The attorneys at Bick Law provide comprehensive environmental counsel to companies throughout the restaurant and hospitality industry. Whether we are advising a client in connection with a land acquisition or divestiture involving environmental contamination or helping a business develop a compliance program, our lawyers help clients avoid, manage and mitigate environmental risks and challenges.

Wineries and Vineyards

Wineries and vineyards face a number of key environmental challenges. Chief among these is the acquisition and disposal of water, which implicates both state and federal laws. Wineries are also subject to water quality discharge requirements and may need to apply for discharge permits or waivers from regional water quality control boards. Additionally, wineries and growers must satisfy a number of agency permitting requirements. These requirements often implicate environmental impact reporting requirements under the National Environmental Protection Act or the California Environmental Quality Act. Growers and wineries generate large volumes of waste, some of which is classified as hazardous under state and federal law.

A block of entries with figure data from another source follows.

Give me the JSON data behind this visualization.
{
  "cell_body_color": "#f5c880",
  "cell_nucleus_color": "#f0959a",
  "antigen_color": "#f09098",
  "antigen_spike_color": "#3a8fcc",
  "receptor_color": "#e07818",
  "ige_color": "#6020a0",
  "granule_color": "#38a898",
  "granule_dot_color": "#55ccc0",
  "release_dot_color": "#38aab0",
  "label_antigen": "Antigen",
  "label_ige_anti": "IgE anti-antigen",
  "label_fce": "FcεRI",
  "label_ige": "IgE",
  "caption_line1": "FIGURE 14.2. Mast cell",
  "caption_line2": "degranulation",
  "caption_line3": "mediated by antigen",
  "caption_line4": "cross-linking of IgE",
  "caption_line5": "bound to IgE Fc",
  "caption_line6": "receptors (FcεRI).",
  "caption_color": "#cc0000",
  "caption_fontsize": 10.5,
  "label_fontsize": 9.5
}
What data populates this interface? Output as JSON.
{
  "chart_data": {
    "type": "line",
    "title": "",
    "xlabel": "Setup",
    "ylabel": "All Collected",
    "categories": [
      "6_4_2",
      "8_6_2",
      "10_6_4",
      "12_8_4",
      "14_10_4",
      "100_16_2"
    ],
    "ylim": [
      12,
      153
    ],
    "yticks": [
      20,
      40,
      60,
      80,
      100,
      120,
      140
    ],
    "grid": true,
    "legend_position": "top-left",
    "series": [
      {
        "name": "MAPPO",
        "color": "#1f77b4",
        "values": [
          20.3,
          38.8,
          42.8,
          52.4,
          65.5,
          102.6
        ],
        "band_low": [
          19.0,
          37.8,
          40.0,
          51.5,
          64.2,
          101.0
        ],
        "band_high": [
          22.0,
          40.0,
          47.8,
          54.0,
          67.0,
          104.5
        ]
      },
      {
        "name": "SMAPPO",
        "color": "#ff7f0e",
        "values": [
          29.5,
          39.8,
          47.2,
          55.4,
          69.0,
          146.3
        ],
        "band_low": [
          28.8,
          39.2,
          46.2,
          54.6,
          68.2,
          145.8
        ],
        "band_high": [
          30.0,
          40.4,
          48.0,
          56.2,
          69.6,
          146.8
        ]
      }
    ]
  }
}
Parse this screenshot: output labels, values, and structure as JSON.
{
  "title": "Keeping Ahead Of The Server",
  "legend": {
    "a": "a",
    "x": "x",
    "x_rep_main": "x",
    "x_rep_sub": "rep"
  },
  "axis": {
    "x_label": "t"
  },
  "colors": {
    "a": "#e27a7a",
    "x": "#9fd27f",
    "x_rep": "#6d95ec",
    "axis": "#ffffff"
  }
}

When a winery or grower is not in compliance with disposal requirements, it can be subject to tens of thousands of dollars in daily fines even if the non-compliance was unintentional. Wineries are also subject to emission regulations under the Clean Air Act for pollutants including nitrogen and sulfur oxides, particulate matter and volatile organic compounds and may be subject to winery-specific rules by Air Pollution Control Districts. Like the rest of the agriculture sector, vineyards may be subject to the Clean Water Act and the Endangered Species Act because of the potential for vernal pools and ephemeral streams that may be considered “waters of the United States” and may create critical habitat.

Bick Law regularly counsels growers and wine-making businesses. Our lawyers have a deep understanding of the environmental laws and regulations impacting the industry and work with wineries and growers to meet their regulatory obligations.